Atmospheric conditions required for fog formation are also suitable for restricting the dispersal of air pollutants. Its ample supply in the locality provides a more significant number of condensation surfaces for fog droplet formation. India's air quality is worse during winters and requires effective policies to mitigate it. For regulating emissions from industries, policy suggestions were given by Harvard Kennedy School and University of Chicago researchers in “A Roadmap Towards Cleaning India’s Air” (https://epic.uchicago.in/wp-content/uploads/2018/08/POLICY-BRIEF-A-ROADMAP-TOWARDS-CLEANING-INDIAS-AIR-1-1.pdf). More recommendations for improving the air quality of India were given by Ganguly et al. (2020) and Bhuvaneshwari et al. (2019). Some of the strategies suggested in “Cleaning the Air: A review of 10 city plans to fight Air pollution in India” are (1) strengthening of regulatory frameworks, (2) strengthening of legal enforcement, and vehicle operation and access restrictions.
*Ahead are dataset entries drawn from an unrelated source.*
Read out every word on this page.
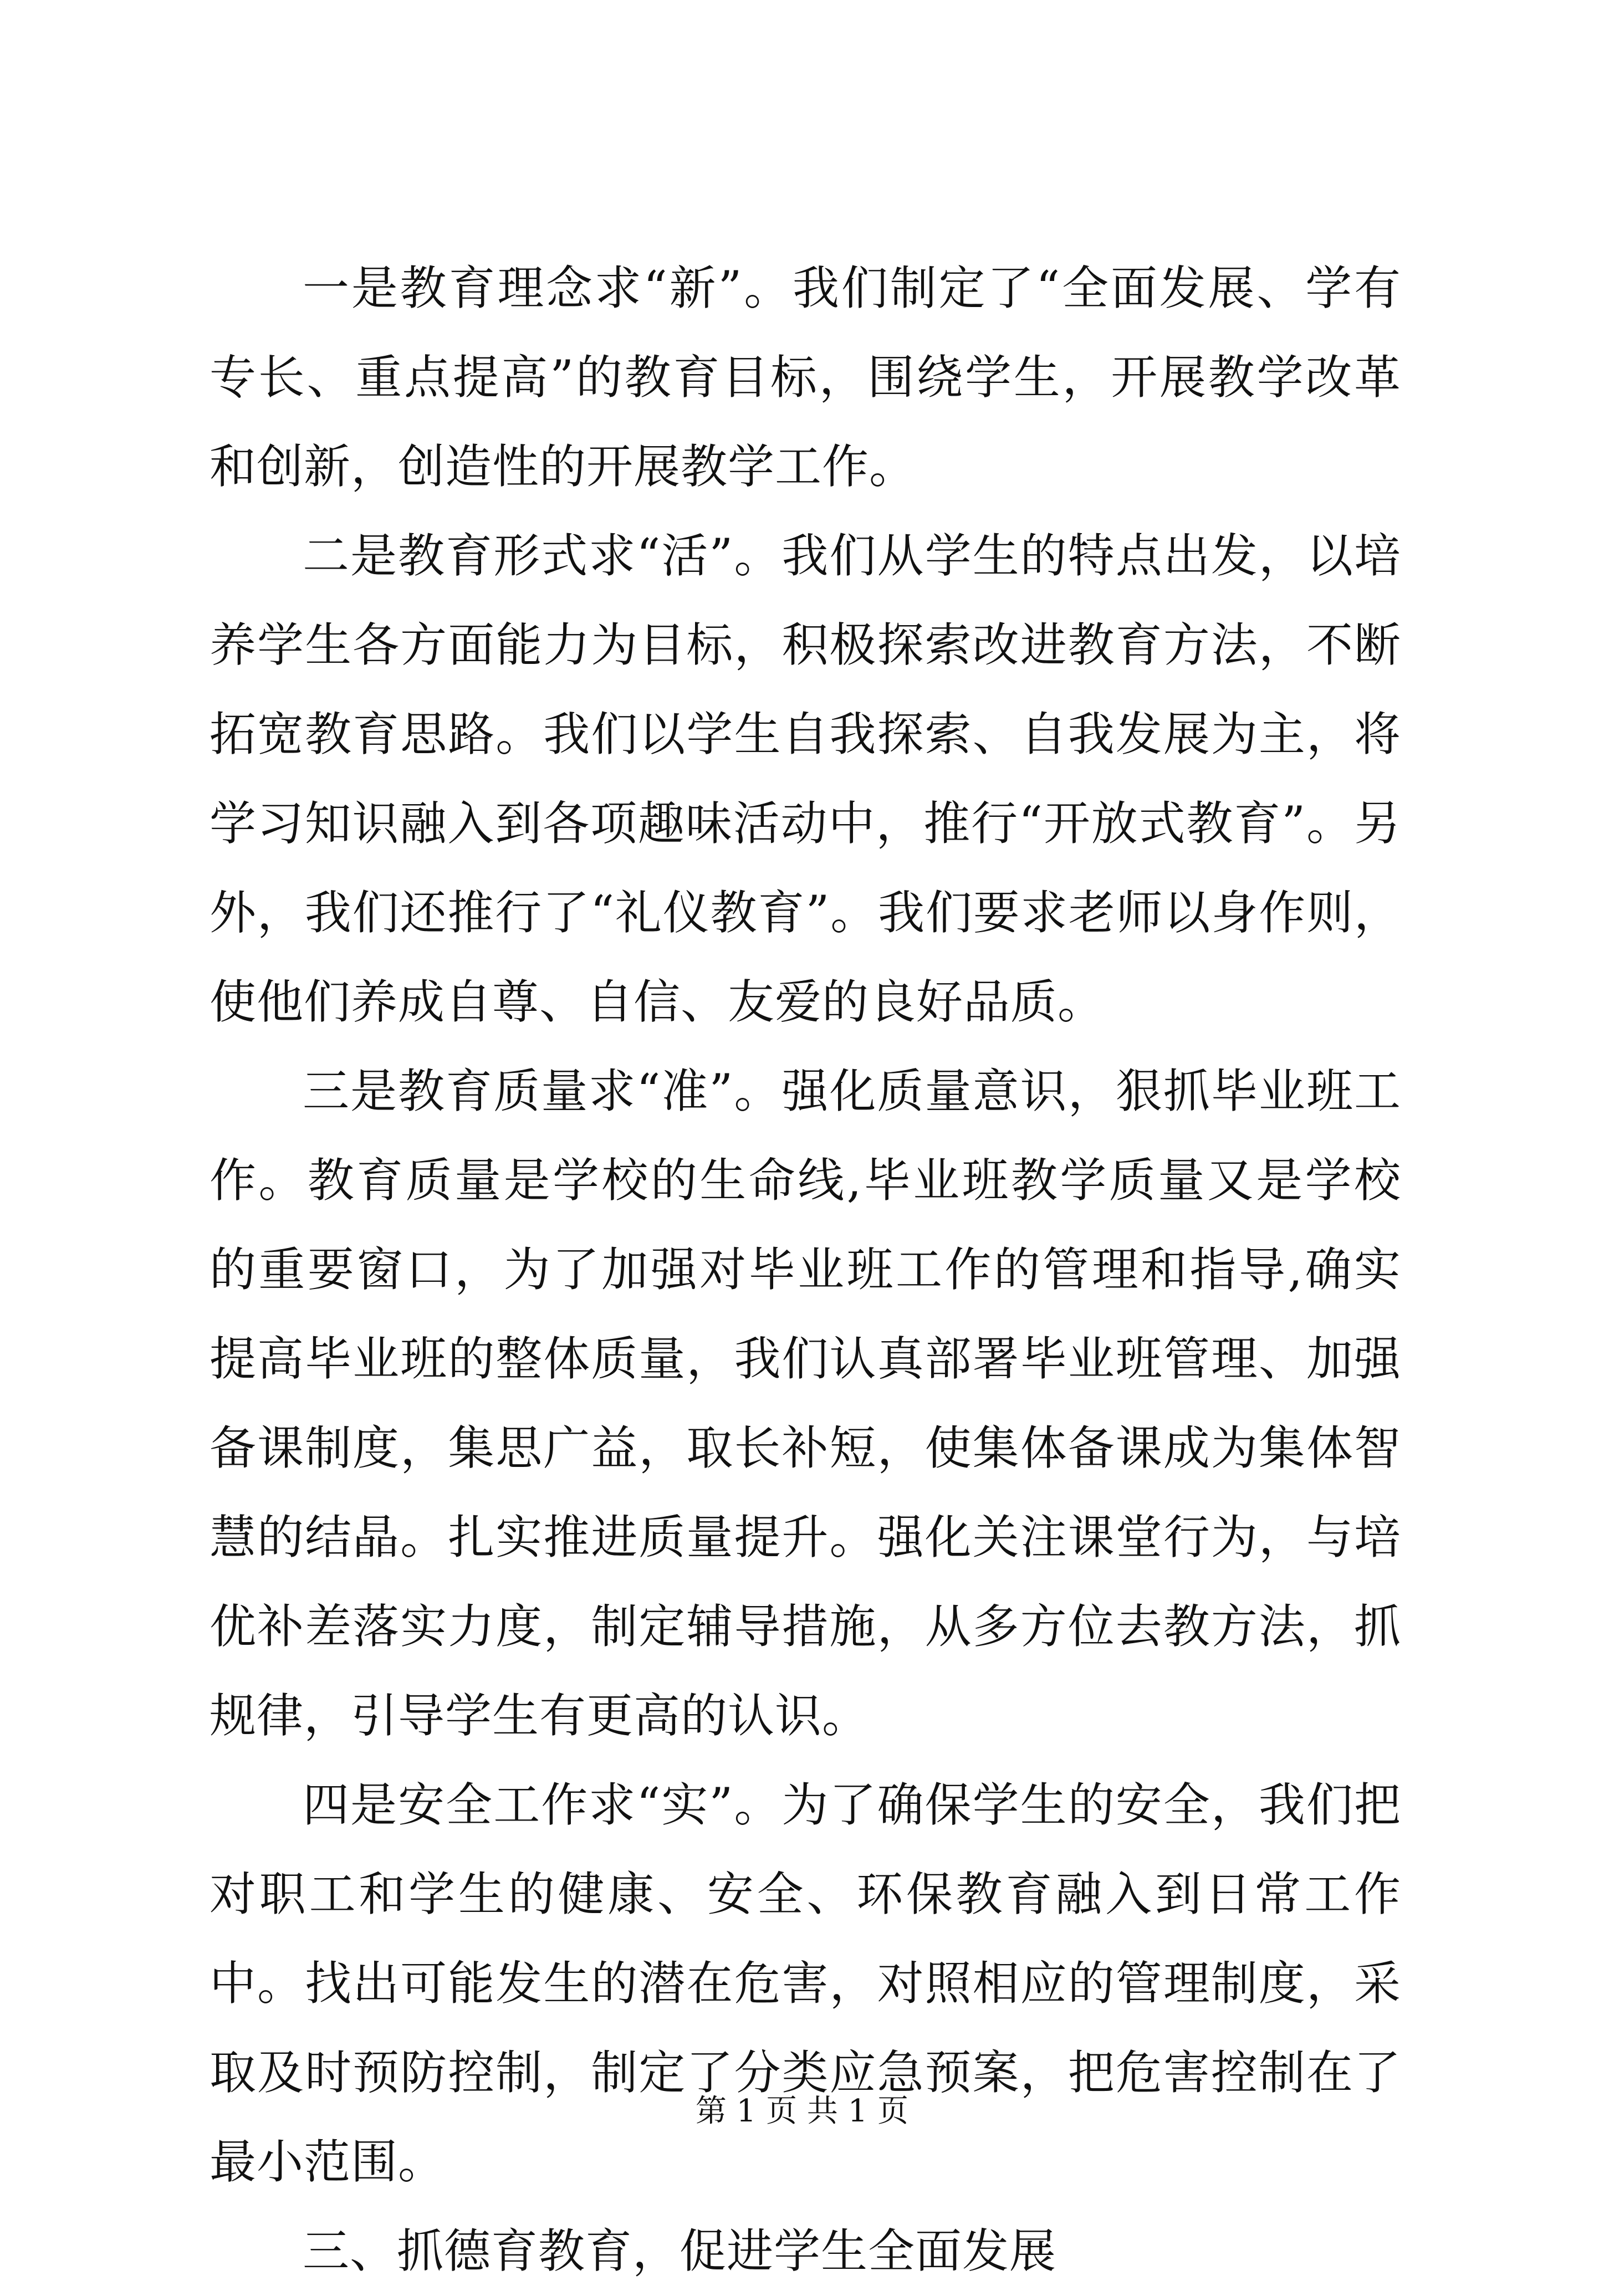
一是教育理念求“新”。我们制定了“全面发展、学有专长、重点提高”的教育目标，围绕学生，开展教学改革和创新，创造性的开展教学工作。

二是教育形式求“活”。我们从学生的特点出发，以培养学生各方面能力为目标，积极探索改进教育方法，不断拓宽教育思路。我们以学生自我探索、自我发展为主，将学习知识融入到各项趣味活动中，推行“开放式教育”。另外，我们还推行了“礼仪教育”。我们要求老师以身作则，使他们养成自尊、自信、友爱的良好品质。

三是教育质量求“准”。强化质量意识，狠抓毕业班工作。教育质量是学校的生命线,毕业班教学质量又是学校的重要窗口，为了加强对毕业班工作的管理和指导,确实提高毕业班的整体质量，我们认真部署毕业班管理、加强备课制度，集思广益，取长补短，使集体备课成为集体智慧的结晶。扎实推进质量提升。强化关注课堂行为，与培优补差落实力度，制定辅导措施，从多方位去教方法，抓规律，引导学生有更高的认识。

四是安全工作求“实”。为了确保学生的安全，我们把对职工和学生的健康、安全、环保教育融入到日常工作中。找出可能发生的潜在危害，对照相应的管理制度，采取及时预防控制，制定了分类应急预案，把危害控制在了最小范围。

三、抓德育教育，促进学生全面发展

第 1 页 共 1 页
The Supreme Court of India in 2018 has directed the Delhi government to come up with a real-time monitoring emission monitoring system on the road, incorporating remote sensing machines for easy detection of vehicles whose emissions are relatively high, to send notice to the vehicle owners regarding the same (https://www.ndtv.com/delhi-news/supreme-court-directs-delhi-government-to-buy-remote-sensing-machines-to-detect-pollution-1850508). As stated earlier, the problem of heavy aerosol loading from burning of crop residues can be managed by implementing the strategies devised by Dutta et al. (2020) including conservation of residue into biomass or briquettes; rotation of crops which is not limited to rice and wheat; practicing conservative farming; and use of crop residue directly for energy production in state-level thermal power plants; and conversion of residue into ethanol. The major cause of fog formation in the Indo-Gangetic Plains is the weather itself not much can be done in this regard, however, its conversion to smog can be controlled to some extent if the above-mentioned actions are taken and monitored properly. Though the measures suggest kee** Delhi in mind, pointers can be taken and used for other locations in the world.

Considering all aspects of fog, the information gathered from the prior research studies can be implemented to better evaluate and improve existing prediction and forecasting systems and framing policies.